Currently, there is no resolution.

Workaround:
Change the context compaction job frequency run weekly so its interval does not overlap with currently running ingestion jobs.

VMware also recommends to proactively run this command:

Use this command:

vim /etc/cron.d/pace_rollup_task
Add a new line to the end of the file similar to:

MAILTO=""
0 2 * * * upace /opt/vmware/pace/druid-config/reindex-cf.py -f /opt/vmware/pace/druid-config/reindex-cf-template.json -d correlated_flow -g "day" -n 1 --guard-interval-days 1 -s /opt/vmware/pace/druid-config/rollup_success_correlated_flow
0 3 * * * upace /opt/vmware/pace/druid-config/reindex-cf.py -f /opt/vmware/pace/druid-config/reindex-cf-template.json -d correlated_flow_viz -g "day" -n 1 --guard-interval-days 1 -s /opt/vmware/pace/druid-config/rollup_success_correlated_flow_viz
0 * * * * upace /opt/vmware/pace/druid-config/reindex-cf.py -f /opt/vmware/pace/druid-config/reindex-cf-template.json -d correlated_flow -g "hour" -n 1
0 5 * * 0 upace /opt/vmware/pace/druid-config/reindex-cf.py -f /opt/vmware/pace/druid-config/reindex-cf-template.json -d correlated_flow -g "week" -n 7 --guard-interval-days 1 -s /opt/vmware/pace/druid-config/rollup_success_correlated_flow_weekly
0 6 * * 0 upace /opt/vmware/pace/druid-config/reindex-cf.py -f /opt/vmware/pace/druid-config/reindex-cf-template.json -d correlated_flow_viz -g "week" -n 7 --guard-interval-days 7 -s /opt/vmware/pace/druid-config/rollup_success_correlated_flow_viz_weekly

~
~
Restart the cron service with this command:

/etc/init.d/cron restart

Note: Wait for up to 24 hours until the roll up job is scheduled.
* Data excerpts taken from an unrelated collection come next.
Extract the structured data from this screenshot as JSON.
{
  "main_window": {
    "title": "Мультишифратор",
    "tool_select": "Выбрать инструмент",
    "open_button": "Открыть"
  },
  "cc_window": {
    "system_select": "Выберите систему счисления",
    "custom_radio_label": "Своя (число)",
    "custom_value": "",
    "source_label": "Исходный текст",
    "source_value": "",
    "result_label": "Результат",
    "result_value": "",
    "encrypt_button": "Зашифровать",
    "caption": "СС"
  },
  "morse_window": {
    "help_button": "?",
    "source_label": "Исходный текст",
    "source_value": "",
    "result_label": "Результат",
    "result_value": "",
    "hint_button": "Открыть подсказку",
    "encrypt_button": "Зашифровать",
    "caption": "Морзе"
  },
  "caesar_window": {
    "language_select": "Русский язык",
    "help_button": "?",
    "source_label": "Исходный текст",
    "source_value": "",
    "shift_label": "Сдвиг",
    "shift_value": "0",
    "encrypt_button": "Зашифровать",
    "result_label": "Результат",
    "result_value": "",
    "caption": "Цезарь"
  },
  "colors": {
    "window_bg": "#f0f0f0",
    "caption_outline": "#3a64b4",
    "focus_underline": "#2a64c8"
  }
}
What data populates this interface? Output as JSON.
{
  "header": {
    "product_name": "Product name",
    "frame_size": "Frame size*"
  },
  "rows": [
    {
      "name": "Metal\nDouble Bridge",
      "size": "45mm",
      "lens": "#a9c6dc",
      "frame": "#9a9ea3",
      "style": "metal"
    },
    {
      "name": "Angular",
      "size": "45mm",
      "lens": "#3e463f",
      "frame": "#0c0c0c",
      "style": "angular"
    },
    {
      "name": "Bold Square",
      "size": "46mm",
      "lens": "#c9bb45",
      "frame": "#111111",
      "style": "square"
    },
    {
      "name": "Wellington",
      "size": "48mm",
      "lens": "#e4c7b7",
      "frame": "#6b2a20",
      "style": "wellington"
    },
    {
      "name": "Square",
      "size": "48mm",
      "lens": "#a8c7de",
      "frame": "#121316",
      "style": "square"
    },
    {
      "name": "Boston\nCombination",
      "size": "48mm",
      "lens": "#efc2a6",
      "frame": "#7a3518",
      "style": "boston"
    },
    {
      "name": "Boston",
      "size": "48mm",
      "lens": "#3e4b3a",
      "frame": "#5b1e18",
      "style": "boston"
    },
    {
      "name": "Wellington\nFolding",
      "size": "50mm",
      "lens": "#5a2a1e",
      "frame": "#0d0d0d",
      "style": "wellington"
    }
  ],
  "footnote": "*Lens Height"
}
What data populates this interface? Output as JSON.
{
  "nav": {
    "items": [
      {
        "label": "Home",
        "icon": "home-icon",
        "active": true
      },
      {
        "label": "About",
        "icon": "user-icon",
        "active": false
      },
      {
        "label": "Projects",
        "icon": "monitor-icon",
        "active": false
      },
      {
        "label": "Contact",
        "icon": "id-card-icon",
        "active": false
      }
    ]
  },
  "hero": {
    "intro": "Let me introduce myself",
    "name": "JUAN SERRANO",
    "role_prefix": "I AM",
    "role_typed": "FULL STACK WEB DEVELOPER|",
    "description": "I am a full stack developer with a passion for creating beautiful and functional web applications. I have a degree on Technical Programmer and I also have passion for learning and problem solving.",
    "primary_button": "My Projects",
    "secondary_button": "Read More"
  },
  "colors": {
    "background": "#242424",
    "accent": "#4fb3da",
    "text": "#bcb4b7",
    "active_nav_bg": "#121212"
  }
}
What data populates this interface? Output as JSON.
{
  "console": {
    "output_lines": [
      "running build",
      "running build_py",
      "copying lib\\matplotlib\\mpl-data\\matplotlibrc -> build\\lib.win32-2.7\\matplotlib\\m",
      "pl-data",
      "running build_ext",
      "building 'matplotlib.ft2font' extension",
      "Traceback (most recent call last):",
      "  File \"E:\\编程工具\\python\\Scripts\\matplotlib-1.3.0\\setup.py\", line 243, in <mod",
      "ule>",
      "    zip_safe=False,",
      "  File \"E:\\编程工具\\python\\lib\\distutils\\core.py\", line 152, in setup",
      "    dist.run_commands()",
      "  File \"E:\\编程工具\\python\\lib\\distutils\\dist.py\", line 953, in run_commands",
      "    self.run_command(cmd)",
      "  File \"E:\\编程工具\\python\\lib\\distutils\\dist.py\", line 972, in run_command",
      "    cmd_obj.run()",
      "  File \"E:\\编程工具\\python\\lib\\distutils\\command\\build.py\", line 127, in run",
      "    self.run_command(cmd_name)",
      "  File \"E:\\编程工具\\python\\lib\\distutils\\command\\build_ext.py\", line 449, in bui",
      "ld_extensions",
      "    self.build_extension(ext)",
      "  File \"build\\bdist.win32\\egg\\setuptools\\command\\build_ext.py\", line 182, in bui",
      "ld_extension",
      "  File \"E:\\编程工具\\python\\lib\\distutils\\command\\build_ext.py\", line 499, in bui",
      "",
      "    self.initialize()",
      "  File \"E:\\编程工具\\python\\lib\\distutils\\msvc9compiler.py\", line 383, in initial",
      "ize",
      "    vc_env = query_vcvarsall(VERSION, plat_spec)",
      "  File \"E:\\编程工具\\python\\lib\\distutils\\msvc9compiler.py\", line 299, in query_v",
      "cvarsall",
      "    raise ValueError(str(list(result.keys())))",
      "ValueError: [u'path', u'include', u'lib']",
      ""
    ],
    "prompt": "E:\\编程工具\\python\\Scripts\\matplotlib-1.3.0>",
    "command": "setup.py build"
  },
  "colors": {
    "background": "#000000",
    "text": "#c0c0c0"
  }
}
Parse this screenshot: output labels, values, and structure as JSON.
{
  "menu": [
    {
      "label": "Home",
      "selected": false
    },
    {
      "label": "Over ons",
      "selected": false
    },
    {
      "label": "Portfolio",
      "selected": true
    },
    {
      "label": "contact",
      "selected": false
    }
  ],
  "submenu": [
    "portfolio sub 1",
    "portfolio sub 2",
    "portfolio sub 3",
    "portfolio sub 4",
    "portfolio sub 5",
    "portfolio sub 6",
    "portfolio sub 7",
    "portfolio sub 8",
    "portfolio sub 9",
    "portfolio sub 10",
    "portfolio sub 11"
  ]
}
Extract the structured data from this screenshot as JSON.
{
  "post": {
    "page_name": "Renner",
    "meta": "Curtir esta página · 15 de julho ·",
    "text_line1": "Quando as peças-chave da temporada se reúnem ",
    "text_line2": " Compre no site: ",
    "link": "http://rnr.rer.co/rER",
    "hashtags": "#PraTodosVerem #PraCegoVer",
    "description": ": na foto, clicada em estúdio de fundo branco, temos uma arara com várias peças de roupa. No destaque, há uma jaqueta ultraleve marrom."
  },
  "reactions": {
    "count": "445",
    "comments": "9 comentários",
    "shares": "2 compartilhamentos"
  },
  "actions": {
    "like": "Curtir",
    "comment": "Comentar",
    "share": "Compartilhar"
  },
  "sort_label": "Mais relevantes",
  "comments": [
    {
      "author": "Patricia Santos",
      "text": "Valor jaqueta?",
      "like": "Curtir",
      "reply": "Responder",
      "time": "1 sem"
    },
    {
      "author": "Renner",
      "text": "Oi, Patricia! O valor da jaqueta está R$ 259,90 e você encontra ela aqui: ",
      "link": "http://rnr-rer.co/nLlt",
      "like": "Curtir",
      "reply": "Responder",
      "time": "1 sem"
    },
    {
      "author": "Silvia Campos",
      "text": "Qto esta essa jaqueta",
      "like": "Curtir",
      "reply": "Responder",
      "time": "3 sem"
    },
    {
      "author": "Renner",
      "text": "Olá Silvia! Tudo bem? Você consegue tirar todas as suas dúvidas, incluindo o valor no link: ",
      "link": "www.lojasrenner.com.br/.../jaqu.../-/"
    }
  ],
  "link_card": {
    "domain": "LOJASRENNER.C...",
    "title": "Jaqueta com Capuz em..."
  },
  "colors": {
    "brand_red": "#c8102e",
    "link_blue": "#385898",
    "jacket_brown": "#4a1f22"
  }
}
To mitigate the issue caused by late or early timestamps, run these commands:

Navigate to the druid config folder:

cd /opt/vmware/pace/druid-config
Open the druid kafka ingestion file for correlated flow viz:

vim correlated_flow_visualization_kafka_supervisor.json
Search for the string "ioConfig":

/ioConfig
Add two new items "lateMessageRejectionPeriod":"PT30M" and "earlyMessageRejectionPeriod":"PT30M" in the bracket.

For example:

"ioConfig": {"topic": "correlated_flow", "lateMessageRejectionPeriod":"PT30M", "earlyMessageRejectionPeriod":"PT30M", "replicas": 1, "taskCount": 1, "taskDuration": "PT10M",
Save and Exit:

ESC then :wq!
POST the updated json to druid:

curl -XPOST -H'Content-Type: application/json' -d @correlated_flow_visualization_kafka_supervisor.json http://localhost:8090/druid/indexer/v1/supervisor
Open the druid kafka ingestion file for correlated flow:

vim correlated_flow_kafka_supervisor.json
Search for the string "ioConfig":

/ioConfig
Add two new items "lateMessageRejectionPeriod":"PT30M" and "earlyMessageRejectionPeriod":"PT30M" in the bracket. For example

"ioConfig": {"topic": "correlated_flow", "lateMessageRejectionPeriod":"PT30M", "earlyMessageRejectionPeriod":"PT30M", "replicas": 1, "taskCount": 1, "taskDuration": "PT10M",
Save and Exit:

ESC, then :wq!
POST the updated json to druid:

curl -XPOST -H'Content-Type: application/json' -d @correlated_flow_kafka_supervisor.json http://localhost:8090/druid/indexer/v1/supervisor

Additional Information

Impact/Risks:
The increased number of segments impact the Visualization API Query performance and hence the loading of the group view for 12 hours or 24 hours return with the suggestion to use filters.

Recommendation jobs may timeout or fail due to worse query performance.